Furthermore, former President Jair Bolsonaro is being investigated by the Brazilian Supreme Court for alleged misconduct. Several impeachment procedures have been filed in relation to the management of the response to the COVID-19 pandemic by the president.
In addition, after having his criminal convictions related to Operation Car Wash overturned and his political rights restored by the Brazilian Supreme Court, former President Luiz Inácio Lula da Silva ran for office in the presidential election of October 2022 and narrowly defeated President Bolsonaro. Former President Bolsonaro questioned the results of the elections, resulting in demonstrations across the country. Luiz Inácio Lula da Silva was sworn in as president in January 2023. We cannot predict what measureswhich policies the incoming president Luiz Inácio Lula da Silva may adopt or change during his term in office, or the effect that any such policies might have on our business and on the Brazilian economy.

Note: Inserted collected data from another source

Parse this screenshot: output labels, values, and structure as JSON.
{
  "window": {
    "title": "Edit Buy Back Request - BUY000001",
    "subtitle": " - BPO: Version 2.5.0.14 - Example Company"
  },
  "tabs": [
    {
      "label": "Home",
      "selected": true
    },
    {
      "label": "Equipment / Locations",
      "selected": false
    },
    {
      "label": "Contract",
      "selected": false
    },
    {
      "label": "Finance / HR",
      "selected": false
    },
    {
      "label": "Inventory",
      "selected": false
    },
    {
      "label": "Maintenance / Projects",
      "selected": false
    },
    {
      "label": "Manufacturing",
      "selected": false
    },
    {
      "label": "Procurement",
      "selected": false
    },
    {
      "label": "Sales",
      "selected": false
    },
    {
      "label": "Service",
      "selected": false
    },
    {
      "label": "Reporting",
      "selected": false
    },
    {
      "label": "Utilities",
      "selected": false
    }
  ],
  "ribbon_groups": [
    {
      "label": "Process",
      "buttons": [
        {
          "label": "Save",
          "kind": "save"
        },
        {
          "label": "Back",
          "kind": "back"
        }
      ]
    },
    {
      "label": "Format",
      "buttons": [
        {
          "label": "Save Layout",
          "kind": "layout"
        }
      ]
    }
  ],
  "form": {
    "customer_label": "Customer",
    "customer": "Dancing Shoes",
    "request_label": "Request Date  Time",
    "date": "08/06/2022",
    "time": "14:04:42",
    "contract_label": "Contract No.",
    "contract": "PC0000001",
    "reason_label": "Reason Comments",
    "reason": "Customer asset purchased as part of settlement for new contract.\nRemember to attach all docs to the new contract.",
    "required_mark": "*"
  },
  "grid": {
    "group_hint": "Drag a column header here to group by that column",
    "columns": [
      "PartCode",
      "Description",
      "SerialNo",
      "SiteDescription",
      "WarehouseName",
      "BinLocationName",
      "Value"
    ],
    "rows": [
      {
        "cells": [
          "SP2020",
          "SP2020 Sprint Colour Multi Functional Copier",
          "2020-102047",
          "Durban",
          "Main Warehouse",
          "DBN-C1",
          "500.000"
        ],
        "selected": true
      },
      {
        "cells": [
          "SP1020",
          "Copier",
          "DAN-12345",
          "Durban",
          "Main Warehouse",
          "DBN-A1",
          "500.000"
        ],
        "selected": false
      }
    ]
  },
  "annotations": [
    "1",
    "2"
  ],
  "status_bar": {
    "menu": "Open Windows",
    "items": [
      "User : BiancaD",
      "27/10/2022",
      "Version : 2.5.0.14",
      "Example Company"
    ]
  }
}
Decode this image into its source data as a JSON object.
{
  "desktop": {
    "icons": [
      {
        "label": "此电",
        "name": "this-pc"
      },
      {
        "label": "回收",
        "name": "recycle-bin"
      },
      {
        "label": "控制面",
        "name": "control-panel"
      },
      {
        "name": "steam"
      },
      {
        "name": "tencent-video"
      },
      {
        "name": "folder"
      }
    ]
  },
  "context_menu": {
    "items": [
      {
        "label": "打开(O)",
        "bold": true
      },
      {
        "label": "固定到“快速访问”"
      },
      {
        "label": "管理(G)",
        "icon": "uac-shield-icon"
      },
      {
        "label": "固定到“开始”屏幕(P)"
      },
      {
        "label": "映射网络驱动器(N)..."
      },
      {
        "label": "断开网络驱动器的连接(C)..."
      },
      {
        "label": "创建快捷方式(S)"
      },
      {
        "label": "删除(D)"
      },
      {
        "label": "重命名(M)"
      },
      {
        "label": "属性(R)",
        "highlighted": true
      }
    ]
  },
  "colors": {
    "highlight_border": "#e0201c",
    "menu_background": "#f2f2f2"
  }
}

In Peru, on December 7, 2022, President Pedro Castillo announced the dissolution of the congress and called for new elections as soon as possible, provoking an attempted coup d’état. Subsequently, he was removed from office and arrested. On the same day, Vice President Dina Boluarte assumed the presidency of Peru, to serve the remaining presidential term until 2026. However, on December 11, 2022, President Boluarte announced she would introduce a bill to move the general elections up to April 2024, which proposal is under discussion and may be subject to change. Since then, there has been considerable political unrest in Peru, and demonstrations related to the political situation have led to multiple clashes between protestors and security forces, resulting in casualties and deaths. The political unrest has also given rise to many roadblocks across the country. In addition, some smaller airports such as Andahuaylas, Cusco, Juliaca and Arequipa across Peru have seen their operations interrupted.

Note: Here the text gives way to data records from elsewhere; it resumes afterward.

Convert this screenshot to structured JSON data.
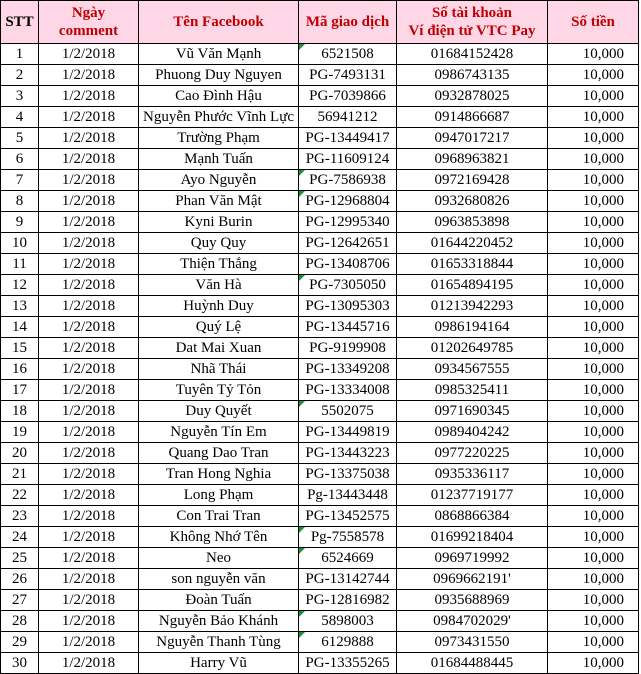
{
  "headers": {
    "stt": "STT",
    "date_line1": "Ngày",
    "date_line2": "comment",
    "facebook": "Tên Facebook",
    "txn": "Mã giao dịch",
    "account_line1": "Số tài khoản",
    "account_line2": "Ví điện tử VTC Pay",
    "amount": "Số tiền"
  },
  "rows": [
    {
      "stt": "1",
      "date": "1/2/2018",
      "name": "Vũ Văn Mạnh",
      "txn": "6521508",
      "account": "01684152428",
      "amount": "10,000"
    },
    {
      "stt": "2",
      "date": "1/2/2018",
      "name": "Phuong Duy Nguyen",
      "txn": "PG-7493131",
      "account": "0986743135",
      "amount": "10,000"
    },
    {
      "stt": "3",
      "date": "1/2/2018",
      "name": "Cao Đình Hậu",
      "txn": "PG-7039866",
      "account": "0932878025",
      "amount": "10,000"
    },
    {
      "stt": "4",
      "date": "1/2/2018",
      "name": "Nguyễn Phước Vĩnh Lực",
      "txn": "56941212",
      "account": "0914866687",
      "amount": "10,000"
    },
    {
      "stt": "5",
      "date": "1/2/2018",
      "name": "Trường Phạm",
      "txn": "PG-13449417",
      "account": "0947017217",
      "amount": "10,000"
    },
    {
      "stt": "6",
      "date": "1/2/2018",
      "name": "Mạnh Tuấn",
      "txn": "PG-11609124",
      "account": "0968963821",
      "amount": "10,000"
    },
    {
      "stt": "7",
      "date": "1/2/2018",
      "name": "Ayo Nguyễn",
      "txn": "PG-7586938",
      "account": "0972169428",
      "amount": "10,000"
    },
    {
      "stt": "8",
      "date": "1/2/2018",
      "name": "Phan Văn Mật",
      "txn": "PG-12968804",
      "account": "0932680826",
      "amount": "10,000"
    },
    {
      "stt": "9",
      "date": "1/2/2018",
      "name": "Kyni Burin",
      "txn": "PG-12995340",
      "account": "0963853898",
      "amount": "10,000"
    },
    {
      "stt": "10",
      "date": "1/2/2018",
      "name": "Quy Quy",
      "txn": "PG-12642651",
      "account": "01644220452",
      "amount": "10,000"
    },
    {
      "stt": "11",
      "date": "1/2/2018",
      "name": "Thiện Thắng",
      "txn": "PG-13408706",
      "account": "01653318844",
      "amount": "10,000"
    },
    {
      "stt": "12",
      "date": "1/2/2018",
      "name": "Văn Hà",
      "txn": "PG-7305050",
      "account": "01654894195",
      "amount": "10,000"
    },
    {
      "stt": "13",
      "date": "1/2/2018",
      "name": "Huỳnh Duy",
      "txn": "PG-13095303",
      "account": "01213942293",
      "amount": "10,000"
    },
    {
      "stt": "14",
      "date": "1/2/2018",
      "name": "Quý Lệ",
      "txn": "PG-13445716",
      "account": "0986194164",
      "amount": "10,000"
    },
    {
      "stt": "15",
      "date": "1/2/2018",
      "name": "Dat Mai Xuan",
      "txn": "PG-9199908",
      "account": "01202649785",
      "amount": "10,000"
    },
    {
      "stt": "16",
      "date": "1/2/2018",
      "name": "Nhã Thái",
      "txn": "PG-13349208",
      "account": "0934567555",
      "amount": "10,000"
    },
    {
      "stt": "17",
      "date": "1/2/2018",
      "name": "Tuyên Tỷ Tỏn",
      "txn": "PG-13334008",
      "account": "0985325411",
      "amount": "10,000"
    },
    {
      "stt": "18",
      "date": "1/2/2018",
      "name": "Duy Quyết",
      "txn": "5502075",
      "account": "0971690345",
      "amount": "10,000"
    },
    {
      "stt": "19",
      "date": "1/2/2018",
      "name": "Nguyễn Tín Em",
      "txn": "PG-13449819",
      "account": "0989404242",
      "amount": "10,000"
    },
    {
      "stt": "20",
      "date": "1/2/2018",
      "name": "Quang Dao Tran",
      "txn": "PG-13443223",
      "account": "0977220225",
      "amount": "10,000"
    },
    {
      "stt": "21",
      "date": "1/2/2018",
      "name": "Tran Hong Nghia",
      "txn": "PG-13375038",
      "account": "0935336117",
      "amount": "10,000"
    },
    {
      "stt": "22",
      "date": "1/2/2018",
      "name": "Long Phạm",
      "txn": "Pg-13443448",
      "account": "01237719177",
      "amount": "10,000"
    },
    {
      "stt": "23",
      "date": "1/2/2018",
      "name": "Con Trai Tran",
      "txn": "PG-13452575",
      "account": "0868866384",
      "amount": "10,000"
    },
    {
      "stt": "24",
      "date": "1/2/2018",
      "name": "Không Nhớ Tên",
      "txn": "Pg-7558578",
      "account": "01699218404",
      "amount": "10,000"
    },
    {
      "stt": "25",
      "date": "1/2/2018",
      "name": "Neo",
      "txn": "6524669",
      "account": "0969719992",
      "amount": "10,000"
    },
    {
      "stt": "26",
      "date": "1/2/2018",
      "name": "son nguyễn văn",
      "txn": "PG-13142744",
      "account": "0969662191'",
      "amount": "10,000"
    },
    {
      "stt": "27",
      "date": "1/2/2018",
      "name": "Đoàn Tuấn",
      "txn": "PG-12816982",
      "account": "0935688969",
      "amount": "10,000"
    },
    {
      "stt": "28",
      "date": "1/2/2018",
      "name": "Nguyễn Bảo Khánh",
      "txn": "5898003",
      "account": "0984702029'",
      "amount": "10,000"
    },
    {
      "stt": "29",
      "date": "1/2/2018",
      "name": "Nguyễn Thanh Tùng",
      "txn": "6129888",
      "account": "0973431550",
      "amount": "10,000"
    },
    {
      "stt": "30",
      "date": "1/2/2018",
      "name": "Harry Vũ",
      "txn": "PG-13355265",
      "account": "01684488445",
      "amount": "10,000"
    }
  ],
  "green_flag_txn_rows": [
    0,
    6,
    7,
    11,
    17,
    23,
    24,
    27,
    28
  ],
  "colors": {
    "header_bg": "#ffd6e6",
    "header_text": "#c00000",
    "cell_flag": "#1f8f3a"
  }
}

On December 14, 2022, the Peruvian government declared a national state of emergency for 30 days. No assurance can be given as to how long the unrest and blockades will continue. The effect of any such disruption or interference cannot accurately be predicted and could have a significant adverse effect on our business, financial conditions or results of operations.
In October 2019, Chile saw significant protests associated with economic conditions resulting in the declaration of a state of emergency in several major cities. The protests in Chile began over criticisms about social inequality, lack of quality education, weak pensions, increasing prices and low minimum wage. If social unrest in Chile were to continue or intensify, it could lead to operational delays or adversely impact our ability to operate in Chile.
Furthermore, current initiatives to address the concerns of the protesters are under discussion in the Chilean Congress. These initiatives include labor reforms, tax reforms and pension reforms, among others. On October 25, 2020 (postponed from April 26, 2020 due to the impact of the COVID-19 pandemic), Chile widely approved a referendum to redraft the constitution via constitutional convention. The election for selecting the 155-member constitutional convention took place on May 15 and 16, 2021. On July 4, 2021, the constitutional convention was installed, having 9 months, with the possibility of a one-time, three-month extension, to present a new constitution. The proposed constitution was finalized on July 4, 2022. On September 4, 2022, a referendum was held, in which the proposed constitution was rejected by a margin of 62% to 38% of voters. On December 12, 2022, Chilean lawmakers announced that they had agreed to a document entitled “Acuerdo por Chile” (Agreement for Chile). This document constitutes a new consensus and a starting point to begin drafting a new constitution. On December 26, 2022, the Constitutional Commission of the Senate started working on this document. In addition, Chile held presidential elections in December 2021, with leftist Gabriel Boric winning by a wide margin. Mr. Boric was sworn in as president in March 2022. There can be no assurance that the recent changes in the Chilean administration, its constitution or any future civil unrest will not adversely affect our business, operating results and financial condition in Chile.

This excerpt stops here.